Am Donnerstagmorgen kamen etwa 30 Nazis zur Fatih-Camii-Moschee in Dresden-Cotta. Allerdings konnte kaum jemand etwas von den Hetztiraden des sächsischen NPD-Landtagsabgeordneten Arne Schimmer verstehen, da in unmittelbarer Nähe knapp 100 Bürgerinnen und Bürger mit Trillerpfeifen lautstark gegen den rechten Aufmarsch protestierten. Obwohl die NPD laut einem Beschluss nicht direkt vor der Moschee hätte demonstrieren dürfen, traf genau das ein. Auf Nachfrage der DNN dementierte die Dresdner Stadtverwaltung den Vorgang und behauptete, dass die Nazis einige Meter neben dem Eingang Aufstellung genommen hätten. Während neben Schimmer auch der NPD-Bundesvorsitzende und Landtagsabgeordnete Holger Apfel gegen Muslime und Ausländer hetzte, wurden die protestierenden Menschen aus der Moschee mit warmen Tee und Essen versorgt.

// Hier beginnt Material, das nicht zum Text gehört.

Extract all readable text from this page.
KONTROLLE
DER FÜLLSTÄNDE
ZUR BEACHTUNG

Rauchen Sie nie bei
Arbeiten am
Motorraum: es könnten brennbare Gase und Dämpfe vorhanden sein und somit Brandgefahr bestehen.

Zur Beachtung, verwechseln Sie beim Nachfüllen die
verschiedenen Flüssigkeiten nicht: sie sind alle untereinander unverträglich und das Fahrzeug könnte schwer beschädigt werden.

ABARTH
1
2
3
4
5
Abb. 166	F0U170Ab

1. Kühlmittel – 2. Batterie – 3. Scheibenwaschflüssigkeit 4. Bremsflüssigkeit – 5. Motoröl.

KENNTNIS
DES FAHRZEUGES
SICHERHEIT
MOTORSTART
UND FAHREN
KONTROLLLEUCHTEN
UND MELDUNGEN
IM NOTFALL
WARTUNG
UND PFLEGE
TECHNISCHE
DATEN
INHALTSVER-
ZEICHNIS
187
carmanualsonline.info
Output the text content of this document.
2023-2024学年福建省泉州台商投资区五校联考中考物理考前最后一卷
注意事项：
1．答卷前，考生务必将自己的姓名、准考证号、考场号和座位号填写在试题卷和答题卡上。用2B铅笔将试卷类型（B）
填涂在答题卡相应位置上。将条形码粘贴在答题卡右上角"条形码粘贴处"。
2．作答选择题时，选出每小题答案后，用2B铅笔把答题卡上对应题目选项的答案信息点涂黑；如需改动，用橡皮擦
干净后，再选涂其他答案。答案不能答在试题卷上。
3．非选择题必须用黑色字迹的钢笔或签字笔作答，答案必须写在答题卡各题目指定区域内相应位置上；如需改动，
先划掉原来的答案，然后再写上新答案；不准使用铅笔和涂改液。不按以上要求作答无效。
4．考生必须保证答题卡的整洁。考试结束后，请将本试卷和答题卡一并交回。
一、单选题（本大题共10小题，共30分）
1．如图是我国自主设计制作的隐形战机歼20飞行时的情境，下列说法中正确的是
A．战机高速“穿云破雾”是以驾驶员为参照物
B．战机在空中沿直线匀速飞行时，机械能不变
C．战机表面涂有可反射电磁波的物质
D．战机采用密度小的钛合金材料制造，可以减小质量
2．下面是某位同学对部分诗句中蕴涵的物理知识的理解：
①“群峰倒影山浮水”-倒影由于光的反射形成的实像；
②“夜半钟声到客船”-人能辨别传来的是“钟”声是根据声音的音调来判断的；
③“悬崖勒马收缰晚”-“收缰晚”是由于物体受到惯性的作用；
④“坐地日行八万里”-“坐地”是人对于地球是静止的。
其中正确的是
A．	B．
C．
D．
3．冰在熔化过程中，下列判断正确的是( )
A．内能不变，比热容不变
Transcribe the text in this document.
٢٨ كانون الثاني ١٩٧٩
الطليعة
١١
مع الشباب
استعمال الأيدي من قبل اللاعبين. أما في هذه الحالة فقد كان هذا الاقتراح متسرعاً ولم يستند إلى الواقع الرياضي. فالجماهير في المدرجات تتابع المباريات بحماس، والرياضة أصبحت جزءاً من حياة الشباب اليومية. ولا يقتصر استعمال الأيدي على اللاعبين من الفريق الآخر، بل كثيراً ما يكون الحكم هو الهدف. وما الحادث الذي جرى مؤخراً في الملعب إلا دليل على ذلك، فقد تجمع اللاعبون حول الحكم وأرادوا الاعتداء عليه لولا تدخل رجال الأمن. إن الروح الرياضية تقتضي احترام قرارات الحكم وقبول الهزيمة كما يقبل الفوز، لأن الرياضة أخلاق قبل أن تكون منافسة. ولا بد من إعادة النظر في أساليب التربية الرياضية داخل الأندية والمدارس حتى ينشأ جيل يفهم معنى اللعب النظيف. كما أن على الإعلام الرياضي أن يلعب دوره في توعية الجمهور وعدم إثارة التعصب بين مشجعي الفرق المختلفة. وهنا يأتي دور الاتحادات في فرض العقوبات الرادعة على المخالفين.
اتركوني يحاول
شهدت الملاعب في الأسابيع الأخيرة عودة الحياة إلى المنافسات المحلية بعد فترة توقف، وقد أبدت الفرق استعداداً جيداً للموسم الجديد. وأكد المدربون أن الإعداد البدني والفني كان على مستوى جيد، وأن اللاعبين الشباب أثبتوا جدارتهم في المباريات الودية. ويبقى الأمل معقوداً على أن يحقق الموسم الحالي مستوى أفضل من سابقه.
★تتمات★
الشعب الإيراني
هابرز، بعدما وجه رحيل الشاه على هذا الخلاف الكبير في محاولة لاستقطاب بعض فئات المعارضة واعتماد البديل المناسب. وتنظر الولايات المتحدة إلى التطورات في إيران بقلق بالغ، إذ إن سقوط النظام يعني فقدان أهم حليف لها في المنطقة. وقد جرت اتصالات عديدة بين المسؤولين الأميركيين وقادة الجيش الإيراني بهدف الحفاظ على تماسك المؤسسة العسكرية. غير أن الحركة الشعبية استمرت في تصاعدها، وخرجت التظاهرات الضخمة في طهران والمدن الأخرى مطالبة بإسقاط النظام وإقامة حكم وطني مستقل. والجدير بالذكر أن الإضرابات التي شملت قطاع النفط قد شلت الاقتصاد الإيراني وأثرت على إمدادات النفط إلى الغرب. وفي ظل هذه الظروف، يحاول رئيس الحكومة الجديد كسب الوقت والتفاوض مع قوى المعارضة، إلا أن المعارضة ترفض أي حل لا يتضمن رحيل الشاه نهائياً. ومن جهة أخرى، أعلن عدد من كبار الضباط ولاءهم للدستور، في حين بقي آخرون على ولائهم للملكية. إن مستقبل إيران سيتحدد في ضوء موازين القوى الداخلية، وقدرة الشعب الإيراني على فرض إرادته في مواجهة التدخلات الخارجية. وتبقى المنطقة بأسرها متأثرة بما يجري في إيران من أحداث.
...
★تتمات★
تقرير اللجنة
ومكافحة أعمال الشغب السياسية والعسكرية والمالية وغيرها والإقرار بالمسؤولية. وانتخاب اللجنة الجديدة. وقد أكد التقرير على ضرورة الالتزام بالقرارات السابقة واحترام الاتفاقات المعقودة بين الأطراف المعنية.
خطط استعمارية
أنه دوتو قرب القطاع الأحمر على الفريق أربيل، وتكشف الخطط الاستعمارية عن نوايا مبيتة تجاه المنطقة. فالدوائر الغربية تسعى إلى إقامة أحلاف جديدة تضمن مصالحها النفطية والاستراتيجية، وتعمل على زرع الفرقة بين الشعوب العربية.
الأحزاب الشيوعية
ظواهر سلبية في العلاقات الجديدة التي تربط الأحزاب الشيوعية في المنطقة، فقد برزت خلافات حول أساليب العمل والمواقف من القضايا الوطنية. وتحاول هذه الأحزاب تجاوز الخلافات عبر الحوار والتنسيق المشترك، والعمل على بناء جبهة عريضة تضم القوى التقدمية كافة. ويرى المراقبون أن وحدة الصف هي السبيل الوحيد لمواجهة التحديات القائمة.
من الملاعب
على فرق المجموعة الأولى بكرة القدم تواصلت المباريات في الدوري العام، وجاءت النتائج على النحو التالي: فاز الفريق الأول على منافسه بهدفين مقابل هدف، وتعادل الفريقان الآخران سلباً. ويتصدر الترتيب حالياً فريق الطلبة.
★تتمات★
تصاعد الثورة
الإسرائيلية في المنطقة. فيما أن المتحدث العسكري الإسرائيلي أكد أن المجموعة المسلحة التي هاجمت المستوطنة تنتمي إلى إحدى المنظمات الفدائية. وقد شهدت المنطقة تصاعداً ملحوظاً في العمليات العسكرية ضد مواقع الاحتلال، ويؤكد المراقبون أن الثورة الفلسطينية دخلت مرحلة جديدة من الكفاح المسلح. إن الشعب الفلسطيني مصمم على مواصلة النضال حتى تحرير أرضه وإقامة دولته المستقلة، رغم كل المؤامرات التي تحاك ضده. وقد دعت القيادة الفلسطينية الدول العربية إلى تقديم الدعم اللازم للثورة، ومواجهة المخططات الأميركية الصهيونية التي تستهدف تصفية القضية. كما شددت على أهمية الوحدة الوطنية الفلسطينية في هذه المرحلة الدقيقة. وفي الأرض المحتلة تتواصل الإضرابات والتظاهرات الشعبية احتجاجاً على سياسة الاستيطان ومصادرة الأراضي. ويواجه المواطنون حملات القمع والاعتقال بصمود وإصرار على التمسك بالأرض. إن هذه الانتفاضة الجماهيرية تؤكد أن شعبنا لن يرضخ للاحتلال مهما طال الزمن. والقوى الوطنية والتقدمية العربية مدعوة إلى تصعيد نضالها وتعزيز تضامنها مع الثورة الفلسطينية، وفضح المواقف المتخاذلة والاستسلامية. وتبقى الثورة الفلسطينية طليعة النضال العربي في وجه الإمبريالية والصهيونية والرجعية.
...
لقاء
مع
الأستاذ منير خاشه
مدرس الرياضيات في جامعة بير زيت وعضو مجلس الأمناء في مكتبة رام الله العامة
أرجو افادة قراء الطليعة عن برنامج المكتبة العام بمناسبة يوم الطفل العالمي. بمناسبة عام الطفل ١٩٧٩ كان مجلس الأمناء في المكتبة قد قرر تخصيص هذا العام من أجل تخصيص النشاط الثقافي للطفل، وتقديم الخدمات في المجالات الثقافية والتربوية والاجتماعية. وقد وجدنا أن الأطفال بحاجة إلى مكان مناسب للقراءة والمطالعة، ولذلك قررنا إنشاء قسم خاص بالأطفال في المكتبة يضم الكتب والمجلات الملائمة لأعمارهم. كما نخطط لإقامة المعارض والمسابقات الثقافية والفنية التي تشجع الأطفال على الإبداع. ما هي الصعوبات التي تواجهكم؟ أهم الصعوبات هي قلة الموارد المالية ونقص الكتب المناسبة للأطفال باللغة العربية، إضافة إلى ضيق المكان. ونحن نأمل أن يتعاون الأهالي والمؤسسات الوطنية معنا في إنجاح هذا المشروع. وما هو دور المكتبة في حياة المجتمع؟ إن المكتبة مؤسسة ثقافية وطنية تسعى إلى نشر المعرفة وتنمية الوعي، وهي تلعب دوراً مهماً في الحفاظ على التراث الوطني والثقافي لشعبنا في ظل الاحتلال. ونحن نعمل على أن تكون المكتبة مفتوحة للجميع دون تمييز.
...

Nach nicht einmal einer Stunde packte die NPD zusammen und machte sich auf den Weg in die Dresdner Johannstadt, wo vor einer zentralen Unterkunft für Asylsuchende die Hetze weitergehen sollte. Doch auf dem Weg dorthin blockierten am Käthe-Kollwitz-Ufer ein paar dutzend Antifaschistinnen und Antifaschisten die Zufahrtsstraße. Als die Kolonne aus NPD-Fahrzeugen die Blockade sah, beschleunigte das erste Fahrzeug und steuerte direkt auf die Blockade zu. Die dort sitzenden Personen konnten bis auf wenige Ausnahmen zur Seite springen. Einige wurden jedoch von dem roten VW-Bus gestriffen. Daraufhin stiegen aus den Fahrzeugen etliche mit Schlagstöcken und Latten bewaffnete Nazis aus und machten Jagd auf die Menschen, die zuvor die Straße blockiert hatten. In dem Tumult ging die Heckscheibe und ein Seitenspiegel eines der Fahrzeuge zu Bruch. Eine Person wurde bei dem Übergriff so schwer von einem der Angreifer verletzt, dass sie im Anschluss in einem Dresdner Krankenhaus behandelt werden musste. Die herbeieilende Polizei setzte daraufhin nach eigenen Angaben 15 Personen fest, fesselte sie mit Kabelbindern und schaffte sie in das Polizeipräsidium auf der Schießgasse. Die bewaffneten Angreifer aus der rechten Szene konnten, nachdem bei einigen von ihnen ebenfalls die Personalien aufgenommen wurden, ihre Fahrt zum Asylsuchendenheim fortsetzen. Nun ermittelt die Polizei wegen des Verdachts des Landfriedensbruchs, Körperverletzung und Sachbeschädigung.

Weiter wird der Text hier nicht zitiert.